Interrogé sur sa possible candidature à la candidature du Pds pour la présidentielle de 2017, l’ancien maire de Guinguinéo a tout simplement préféré jouer au clair-obscur. Bien qu’il ait évoqué précédemment sa candidature à la magistrature suprême, il y a quelques mois.

"Je ne veux pas me prononcer sur le sujet. Je suis Souleymane Ndéné Ndiaye, vous savez moi, je ne change pas d’opinion. Je suis peut-être un mauvais politicien mais sachez que je ne bascule jamais. Je suis cohérent avec ce que j’ai dit, je suis constant. Il ne m’arrive jamais de changer même si, en politique, on ne peut jamais dire jamais. Je suis cohérent et constant. Mais pour l’heure, je préfère me focaliser sur ce qui me regarde. Les déclarations de Babacar Gaye ne me regardent pas. Le moment venu, je ferai une déclaration dans ce sens."

Quid de la grande mobilisation des libéraux, lors du meeting du 21 novembre dernier ? Pour Souleymane Ndéné Ndiaye, ce rassemblement dénote tout simplement la vitalité du Pds mais aussi la déception des Sénégalais, vis-à-vis du régime en place. "Ce meeting a montré que le Pds peut être assimilé à un grand lion qui s’est endormi quelque temps. Ce qui est normal parce qu’on venait de perdre des élections. Mais plus on avance dans le temps, plus les gens se rendent compte que ce gouvernement-là ne peut pas faire mieux que nous.

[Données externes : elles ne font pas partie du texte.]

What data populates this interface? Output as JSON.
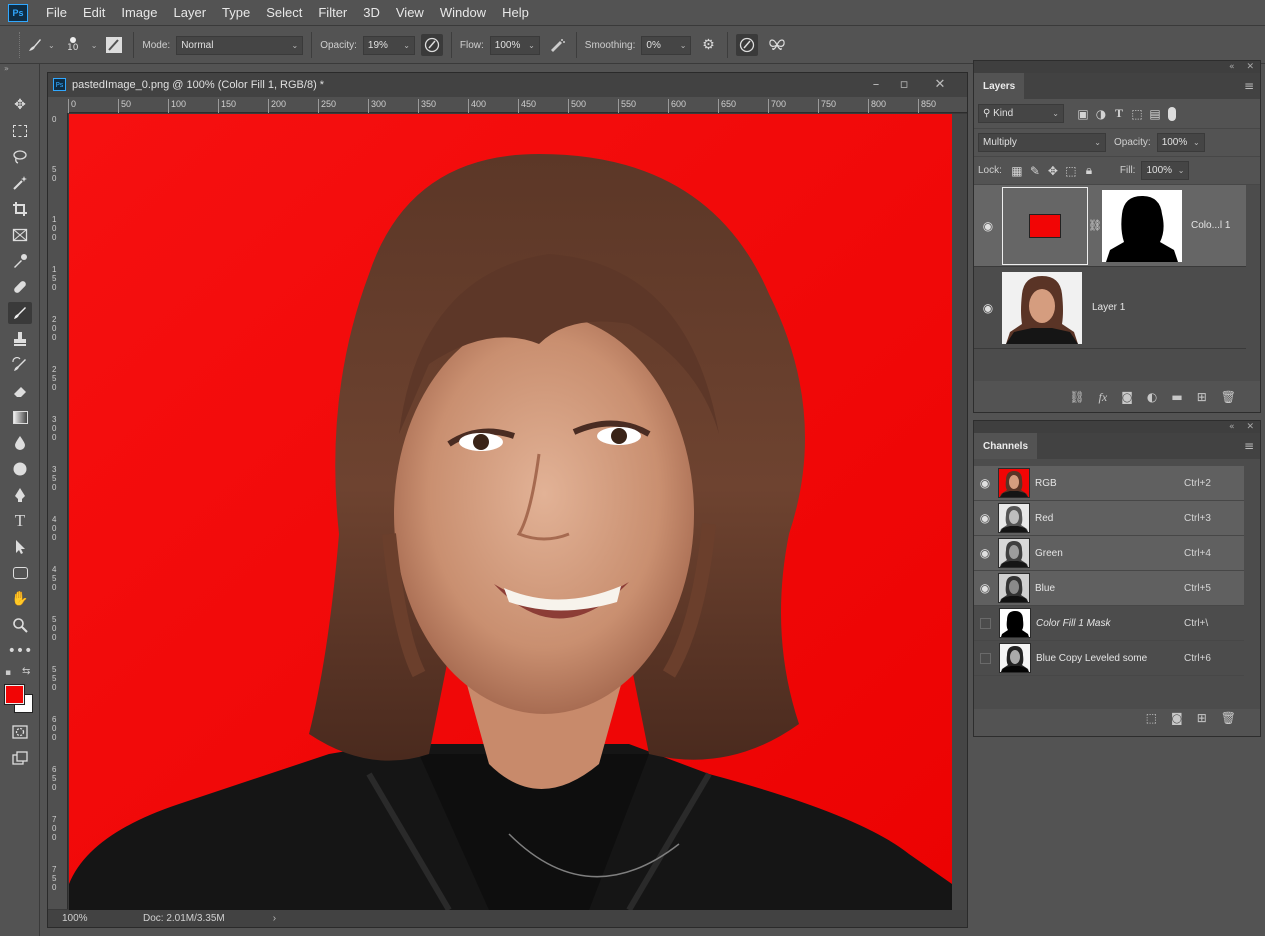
{
  "app": {
    "logo": "Ps"
  },
  "menu": [
    "File",
    "Edit",
    "Image",
    "Layer",
    "Type",
    "Select",
    "Filter",
    "3D",
    "View",
    "Window",
    "Help"
  ],
  "options": {
    "brush_size": "10",
    "mode_label": "Mode:",
    "mode_value": "Normal",
    "opacity_label": "Opacity:",
    "opacity_value": "19%",
    "flow_label": "Flow:",
    "flow_value": "100%",
    "smoothing_label": "Smoothing:",
    "smoothing_value": "0%"
  },
  "document": {
    "title": "pastedImage_0.png @ 100% (Color Fill 1, RGB/8) *",
    "zoom": "100%",
    "doc_size": "Doc: 2.01M/3.35M",
    "ruler_top": [
      "0",
      "50",
      "100",
      "150",
      "200",
      "250",
      "300",
      "350",
      "400",
      "450",
      "500",
      "550",
      "600",
      "650",
      "700",
      "750",
      "800",
      "850"
    ],
    "ruler_left": [
      "0",
      "50",
      "100",
      "150",
      "200",
      "250",
      "300",
      "350",
      "400",
      "450",
      "500",
      "550",
      "600",
      "650",
      "700",
      "750"
    ]
  },
  "colors": {
    "foreground": "#f20505",
    "background": "#ffffff",
    "canvas_fill": "#f20505"
  },
  "layers_panel": {
    "tab": "Layers",
    "filter_kind": "Kind",
    "blend_mode": "Multiply",
    "opacity_label": "Opacity:",
    "opacity_value": "100%",
    "lock_label": "Lock:",
    "fill_label": "Fill:",
    "fill_value": "100%",
    "layers": [
      {
        "name": "Colo...l 1",
        "visible": true,
        "selected": true
      },
      {
        "name": "Layer 1",
        "visible": true,
        "selected": false
      }
    ]
  },
  "channels_panel": {
    "tab": "Channels",
    "channels": [
      {
        "name": "RGB",
        "shortcut": "Ctrl+2",
        "visible": true
      },
      {
        "name": "Red",
        "shortcut": "Ctrl+3",
        "visible": true
      },
      {
        "name": "Green",
        "shortcut": "Ctrl+4",
        "visible": true
      },
      {
        "name": "Blue",
        "shortcut": "Ctrl+5",
        "visible": true
      },
      {
        "name": "Color Fill 1 Mask",
        "shortcut": "Ctrl+\\",
        "visible": false
      },
      {
        "name": "Blue Copy Leveled some",
        "shortcut": "Ctrl+6",
        "visible": false
      }
    ]
  }
}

Il a même fait pire que nous, cela a fait renaitre l’espoir."

Retrouvailles libérales

À propos des retrouvailles de la grande famille libérale, l'ancien Premier ministre ne déborde pas d'optimisme. "La famille libérale, avec Pape Diop et Idrissa Seck, c’est possible mais les retrouvailles de la grande famille libérale, ce n’est pas possible. Macky Sall de l’Apr est avec ses alliés. Nous, on est de l’opposition. Je pense qu’il est plus facile qu’on se retrouve avec Pape Diop et Idrissa Seck qu’avec Macky Sall. Lui, qui s'est arrivé au pouvoir avec nos adversaires."

Et d’ajouter : "Nous, nos véritables adversaires dans la politique, ce sont l’Afp et le Ps. Toute notre vie, nous avons combattu ces deux formations qui n’étaient en réalité qu’un seul parti. On ne peut pas donc par un jeu de ruse se retrouver." Se faisant même plus direct, voire républicain, Souleymane Ndéné Ndiaye fera comprendre qu’en "tout point de vue, il n’est même pas souhaitable que le Sénégal puisse se retrouver un jour sans un pouvoir qui exerce le pouvoir et une opposition qui s’oppose. Il est donc illusoire de parler de retrouvailles. Maintenant, ce qu’il faut, c’est un dialogue politique entre les deux partis sur les sujets d’intérêts communs pour éviter certains débordements".

"Il y a un calendrier républicain qu’il faut absolument observer"

Quid de l’appel au départ de Macky lancé par le secrétaire général national du Pds ? A ce niveau, Souleymane Ndéné Ndiaye tempère : "Il ne faut pas que la passion prenne le pas sur la raison. Je pense qu’on devra rester encore raisonnable, rien ne presse, Macky Sall est élu pour sept ans, je ne sais pas s’il va écourter son mandat, comme il l’a promis, ou pas. Mais dans tous les cas de figure, pour moi, Souleymane Ndéné Ndiaye, il y a un calendrier républicain qu’il faut absolument observer. Chacun jouera sa partition le moment venu."